Während der Fahrt zu seinem ersten Besuch bei Botho Strauß liest er aus dessen Roman Die Fehler des Kopisten eine Haus- und Landschaftsbeschreibung, die wie der reale Ort wirkt, auf den er zusteuert. Theisohn fürchtet, diese Lektüre überlagere von nun an seinen Blick auf die Wirklichkeit. Bei Apfelmost beginnt das Gespräch. Es geht ums Theater (»nicht Bitterkeit, eher leises Bedauern bestimmt den Ton«), Luc Bondy, das Nachlassen der Kräfte bei den Dramatikern ab einem gewissen Alter. Beim Spaziergang ein leichter Schwindel, »literarische Vergiftung« nennt Theisohn diesen, seinen Zustand. Ein sicheres Zeichen, dass es sich um einen Leser handelt. Nein, hier ist keiner am Werk, der einen seltenen Skalp aufspießen möchte. Immer weiter geht es tastend durchs »Wortgehölz«. Man liest gebannt. Wochen (oder sind es Monate?) später, beim zweiten Gespräch, ist man vertrauter und kann schon mal miteinander Schweigen. Und beim Abendessen stellt man sich Rätsel. Strauß erzählt, Henry James’ Der Wunderbrunnen zu lesen. Tags darauf der Abschied; der Dichter geht zur Arbeit an den Fahnen zum Schattengetuschel.
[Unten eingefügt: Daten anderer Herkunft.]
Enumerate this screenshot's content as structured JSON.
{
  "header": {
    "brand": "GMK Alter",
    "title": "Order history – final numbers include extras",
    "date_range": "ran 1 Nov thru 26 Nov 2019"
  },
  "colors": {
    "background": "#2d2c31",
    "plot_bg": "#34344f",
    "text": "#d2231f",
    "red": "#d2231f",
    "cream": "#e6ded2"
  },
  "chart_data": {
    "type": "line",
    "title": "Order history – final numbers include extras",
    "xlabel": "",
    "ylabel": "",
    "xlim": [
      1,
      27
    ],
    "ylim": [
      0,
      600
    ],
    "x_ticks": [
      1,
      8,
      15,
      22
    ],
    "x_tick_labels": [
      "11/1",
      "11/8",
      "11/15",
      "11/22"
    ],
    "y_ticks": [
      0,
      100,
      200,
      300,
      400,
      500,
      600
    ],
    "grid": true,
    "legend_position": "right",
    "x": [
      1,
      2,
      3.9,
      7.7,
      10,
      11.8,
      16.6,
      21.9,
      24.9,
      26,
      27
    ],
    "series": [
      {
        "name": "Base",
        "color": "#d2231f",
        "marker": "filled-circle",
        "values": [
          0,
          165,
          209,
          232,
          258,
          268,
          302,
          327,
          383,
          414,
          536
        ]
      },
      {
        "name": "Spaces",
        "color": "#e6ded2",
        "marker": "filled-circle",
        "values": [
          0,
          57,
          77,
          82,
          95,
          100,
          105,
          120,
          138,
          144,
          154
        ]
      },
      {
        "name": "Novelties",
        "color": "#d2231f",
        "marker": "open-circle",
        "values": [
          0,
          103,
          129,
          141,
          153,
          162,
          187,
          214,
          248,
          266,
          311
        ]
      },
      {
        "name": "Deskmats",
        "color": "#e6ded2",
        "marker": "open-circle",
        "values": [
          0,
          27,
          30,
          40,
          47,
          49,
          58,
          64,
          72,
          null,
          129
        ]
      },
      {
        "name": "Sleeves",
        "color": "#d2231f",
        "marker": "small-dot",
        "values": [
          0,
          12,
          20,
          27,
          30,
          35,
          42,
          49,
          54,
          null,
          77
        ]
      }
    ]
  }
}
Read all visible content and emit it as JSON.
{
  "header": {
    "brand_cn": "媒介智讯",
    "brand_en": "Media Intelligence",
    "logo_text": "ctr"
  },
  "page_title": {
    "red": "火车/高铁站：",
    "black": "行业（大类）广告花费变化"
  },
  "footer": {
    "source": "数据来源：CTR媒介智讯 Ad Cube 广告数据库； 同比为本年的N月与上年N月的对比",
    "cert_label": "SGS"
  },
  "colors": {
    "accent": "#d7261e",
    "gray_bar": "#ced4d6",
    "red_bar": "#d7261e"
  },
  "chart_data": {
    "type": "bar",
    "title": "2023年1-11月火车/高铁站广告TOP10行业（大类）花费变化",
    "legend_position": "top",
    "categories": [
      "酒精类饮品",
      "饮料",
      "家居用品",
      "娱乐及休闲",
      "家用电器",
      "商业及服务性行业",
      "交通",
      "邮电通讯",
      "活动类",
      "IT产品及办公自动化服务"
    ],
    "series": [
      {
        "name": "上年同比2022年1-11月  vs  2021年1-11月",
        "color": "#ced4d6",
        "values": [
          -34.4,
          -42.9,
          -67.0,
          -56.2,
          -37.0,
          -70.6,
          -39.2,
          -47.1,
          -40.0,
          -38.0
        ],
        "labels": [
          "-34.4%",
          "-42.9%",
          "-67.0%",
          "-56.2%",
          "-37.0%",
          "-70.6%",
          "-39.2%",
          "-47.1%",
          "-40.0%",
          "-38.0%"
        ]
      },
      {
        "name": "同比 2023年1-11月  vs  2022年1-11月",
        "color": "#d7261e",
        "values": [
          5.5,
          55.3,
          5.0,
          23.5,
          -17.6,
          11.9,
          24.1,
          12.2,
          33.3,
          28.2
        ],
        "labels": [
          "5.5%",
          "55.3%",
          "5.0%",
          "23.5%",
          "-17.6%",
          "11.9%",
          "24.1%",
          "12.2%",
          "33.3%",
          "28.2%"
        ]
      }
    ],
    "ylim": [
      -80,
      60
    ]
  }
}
Man könnte einiges einwenden, etwa, warum die Strauß-Bücher der letzten Jahre, diese kleine und kleinste szenische Prosa, die sich zeitweise bis hin zum Aphorismus kondensiert, nicht berücksichtigt wird. Ob es sich hier vielleicht um einen Ersatz zum großen Drama handelt? Und was hat es wirklich mit Strauß’ nahezu notorischer Verachtung der zeitgenössischen Kommunikation auf sich? Jüngst setzt er das Wort nur mehr in Anführungszeichen. Aber das wäre zu kurz gegriffen. Schließlich hat Theisohn ein fast privates Buch über seine Leseexkursionen aus dem Botho-Strauß-Kosmos vorgelegt. Ein Buch ohne Vollständigkeitswahn, ohne Germanisten-Gehabe, suchend, tastend. Man holt seine Strauß-Bücher wieder hervor, ordert andere, die man bisher nicht gelesen hatte. »Es fühle sich so an«, sagt Theisohn Frank Witzel, als sei Strauß in seinem Denken und er müsse herausfinden, warum. Ich kenne das.
Es sind anregende »Begegnungen in einer anderen Zeit« (so der Untertitel), die Philipp Theisohn dem Leser bietet. Jeder, der sich für Botho Strauß interessiert, wird es mit Gewinn lesen.